Today, the average Christian in the first world at least doesn’t really have to deal with that. Let’s face it. If you’re born into a Christian family in America or Europe or someplace else where Christians aren’t persecuted, your family isn’t likely to be divided much by your beliefs in Jesus. Though it is still possible. Maybe you have liberal Christian parents who think the entire Bible is just symbolic. Well then if you take a more fundie view, you might have to choose Christ over your kin. Doesn’t mean you have to reject your family but it does mean you have to be willing to incur their anger maybe to do the right thing. And if your family is Jewish or Muslim or Buddhist or Hindu or whatever else and you take up believing in Christ, well you can best be sure you’ll probably ruffle some feathers and maybe be unwelcome at family gatherings.

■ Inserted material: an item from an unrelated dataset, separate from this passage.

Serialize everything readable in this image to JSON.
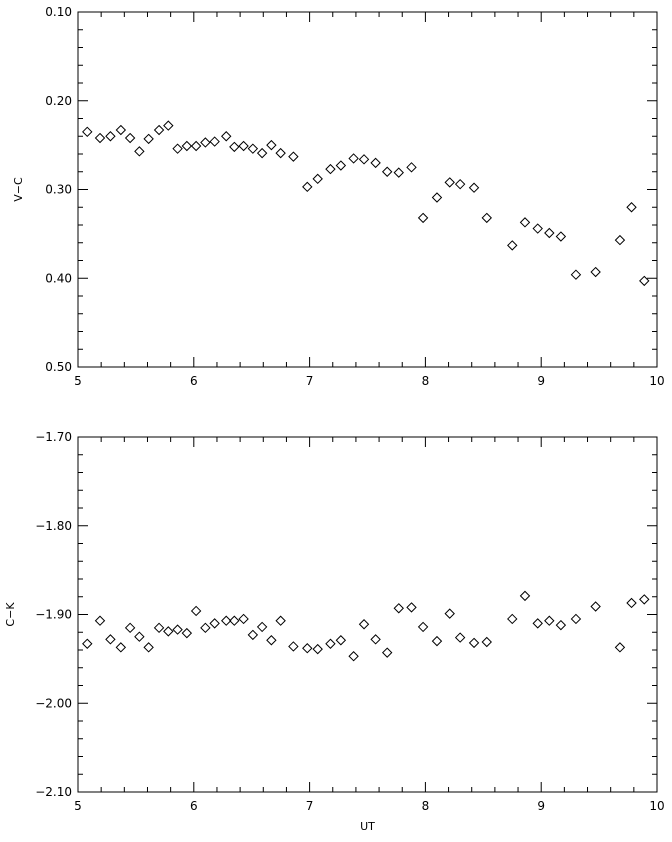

And how about not being in a Christian tolerant country  at all? Think of the missionary folks who go out to the Middle East or China or wherever to preach the gospel. They find people who hear and take the gospel to heart. Sometimes they get imprisoned and tortured and even killed for doing it. And the people they preach to may risk the same. Imagine choosing Jesus and not only having to face the wrath of your parents but also the wrath of you own country and police.

But Jesus is that importnat. Salvation is that valuable. Hearing and sharing the gospel is that important.

Jesus came in love…filled up with it…and he came as representative to us of God’s love for us. But he also was willing to tell us things that would make us queasy and shake us up, because choosing faith in Jesus and his Father and accepting the holy spirit aren’t easy things. They come at a price. But the reward is so much greater than the price.

Christianity is meant to bring humans back into grace with God. It aint meant to bring people together on Earth. It can. And ideally it should. But sometimes, it is impossible to do both. We shouldn’t hear Jesus’s words that he comes to divide as being counter to his mission. It’s a recognition that what he offers isn’t always an easy pill to swallow. But few things of true value in this world ever come easy. So why should something that is of the next world be any easier?